Ponikarovsky, who had several cups of coffee with Toronto before he became a full-time regular in the 2003-04, has 19 goals and 22 assists in 61 games and is a nice pickup for the Penguins, the defending Stanley Cup champions. The 29-year-old is destined for free agency this summer.

As of Tuesday night, the Leafs had not asked Kaberle to waive his no-trade clause, but Burke was taking the temperature of interest around the NHL.

Wayne Primeau, in a fourth-line role, and Lee Stempniak, also could have new homes before the NHL trade deadline hits at 3 p.m. on Wednesday afternoon. The Buffalo Sabres might be a destination for Stempniak, a native of West Seneca, N.Y.

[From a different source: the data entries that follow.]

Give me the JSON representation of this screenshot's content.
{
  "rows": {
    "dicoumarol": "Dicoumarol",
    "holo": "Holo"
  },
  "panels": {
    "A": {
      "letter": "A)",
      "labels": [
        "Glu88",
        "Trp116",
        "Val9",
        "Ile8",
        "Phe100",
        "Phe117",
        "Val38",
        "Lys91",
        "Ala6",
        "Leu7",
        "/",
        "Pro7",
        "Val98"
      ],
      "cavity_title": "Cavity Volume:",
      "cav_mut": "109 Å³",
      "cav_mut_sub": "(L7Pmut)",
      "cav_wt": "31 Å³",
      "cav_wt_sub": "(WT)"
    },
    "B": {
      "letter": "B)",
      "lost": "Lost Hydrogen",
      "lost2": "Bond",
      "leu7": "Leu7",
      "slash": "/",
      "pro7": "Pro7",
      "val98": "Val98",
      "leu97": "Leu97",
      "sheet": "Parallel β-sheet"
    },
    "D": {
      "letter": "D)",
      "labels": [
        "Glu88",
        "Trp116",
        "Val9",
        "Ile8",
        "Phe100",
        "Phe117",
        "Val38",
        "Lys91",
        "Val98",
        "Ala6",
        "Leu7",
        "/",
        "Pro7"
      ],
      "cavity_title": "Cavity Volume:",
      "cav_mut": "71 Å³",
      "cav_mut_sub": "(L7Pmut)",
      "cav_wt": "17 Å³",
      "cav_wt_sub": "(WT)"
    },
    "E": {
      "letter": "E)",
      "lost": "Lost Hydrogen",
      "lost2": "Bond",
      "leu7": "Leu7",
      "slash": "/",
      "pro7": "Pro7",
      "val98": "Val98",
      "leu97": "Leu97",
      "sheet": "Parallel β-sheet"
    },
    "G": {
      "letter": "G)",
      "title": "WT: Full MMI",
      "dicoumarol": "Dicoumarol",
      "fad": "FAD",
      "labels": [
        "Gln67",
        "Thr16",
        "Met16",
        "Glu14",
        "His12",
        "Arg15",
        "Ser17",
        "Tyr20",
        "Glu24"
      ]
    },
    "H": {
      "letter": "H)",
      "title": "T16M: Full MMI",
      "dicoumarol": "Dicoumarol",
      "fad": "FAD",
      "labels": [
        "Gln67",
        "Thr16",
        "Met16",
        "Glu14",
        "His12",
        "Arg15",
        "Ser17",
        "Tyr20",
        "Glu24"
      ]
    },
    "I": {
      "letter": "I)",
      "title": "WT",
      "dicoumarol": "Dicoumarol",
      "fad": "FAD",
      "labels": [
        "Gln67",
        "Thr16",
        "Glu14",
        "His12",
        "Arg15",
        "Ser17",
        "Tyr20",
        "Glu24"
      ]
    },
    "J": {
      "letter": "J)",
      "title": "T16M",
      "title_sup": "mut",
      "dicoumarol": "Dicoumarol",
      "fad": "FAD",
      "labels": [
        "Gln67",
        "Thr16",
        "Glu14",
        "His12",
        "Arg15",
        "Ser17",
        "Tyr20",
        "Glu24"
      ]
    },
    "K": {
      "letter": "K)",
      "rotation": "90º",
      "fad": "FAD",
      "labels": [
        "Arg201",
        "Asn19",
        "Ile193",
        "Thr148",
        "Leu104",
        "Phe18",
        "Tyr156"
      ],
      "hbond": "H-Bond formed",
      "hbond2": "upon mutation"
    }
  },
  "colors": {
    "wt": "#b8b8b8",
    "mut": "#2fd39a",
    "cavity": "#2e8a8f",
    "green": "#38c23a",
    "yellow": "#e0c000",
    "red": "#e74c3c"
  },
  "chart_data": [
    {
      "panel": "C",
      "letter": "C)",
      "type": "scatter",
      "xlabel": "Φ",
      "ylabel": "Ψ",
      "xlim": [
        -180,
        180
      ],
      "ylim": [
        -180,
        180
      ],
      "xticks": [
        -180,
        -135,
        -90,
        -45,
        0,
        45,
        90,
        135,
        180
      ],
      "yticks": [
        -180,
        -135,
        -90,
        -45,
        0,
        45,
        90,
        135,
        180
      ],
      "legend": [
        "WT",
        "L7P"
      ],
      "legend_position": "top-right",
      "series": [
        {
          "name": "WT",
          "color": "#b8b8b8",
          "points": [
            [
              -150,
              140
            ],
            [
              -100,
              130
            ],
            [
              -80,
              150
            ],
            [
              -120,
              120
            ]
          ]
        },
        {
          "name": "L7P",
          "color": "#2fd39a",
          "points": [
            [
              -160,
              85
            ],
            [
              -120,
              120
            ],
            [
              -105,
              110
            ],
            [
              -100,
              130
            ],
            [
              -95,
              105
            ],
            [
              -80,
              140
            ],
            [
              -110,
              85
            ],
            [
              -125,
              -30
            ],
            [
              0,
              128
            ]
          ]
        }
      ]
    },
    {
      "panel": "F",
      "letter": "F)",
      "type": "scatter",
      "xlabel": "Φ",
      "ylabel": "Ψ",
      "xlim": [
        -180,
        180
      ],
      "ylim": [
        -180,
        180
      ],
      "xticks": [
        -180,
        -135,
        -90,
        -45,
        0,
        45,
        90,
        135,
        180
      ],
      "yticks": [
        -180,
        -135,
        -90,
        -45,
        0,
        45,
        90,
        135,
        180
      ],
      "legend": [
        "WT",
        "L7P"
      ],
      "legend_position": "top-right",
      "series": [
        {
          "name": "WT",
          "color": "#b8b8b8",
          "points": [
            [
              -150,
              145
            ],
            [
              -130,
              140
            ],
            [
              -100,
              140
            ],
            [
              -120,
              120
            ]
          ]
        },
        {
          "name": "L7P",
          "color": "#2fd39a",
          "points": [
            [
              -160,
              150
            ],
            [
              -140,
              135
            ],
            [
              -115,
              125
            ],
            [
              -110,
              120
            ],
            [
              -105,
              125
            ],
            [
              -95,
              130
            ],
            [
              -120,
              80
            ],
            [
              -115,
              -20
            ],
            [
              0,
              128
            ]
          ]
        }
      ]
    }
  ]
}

Garnet Exelby has made his interest in a possible trade known, and if Burke could get even a low draft pick for Jeff Finger, the latter would be gone.

There was a report out of Chicago that the Leafs were interested in Blackhawks goaltender Cristobal Huet, but it was not clear where that interest would be rooted. However, if Jean-Sebastien Giguere continues to play as poorly as he did on Tuesday against Carolina, perhaps goaltending is more of a pressing need than originally thought.

Ponikarovsky has been asked about the possibility of being traded for weeks and said earlier on Tuesday that he would accept his fate.

“Things are happening and if management has decided I’ll be going somewhere, you have to respect that,” Ponikarovsky said. “It’s always like this when you get close to trade deadline, but I can’t say I am getting anxious. It’s part of the job.”

If Burke manages to trade some of the others for picks and/or prospects, the Leafs are going to be an awfully ugly club to watch for the remainder of the 2009-10 season. After Phil Kessel, Phaneuf and Kaberle, there is not a lot, and Burke will have no choice but to make significant changes this summer.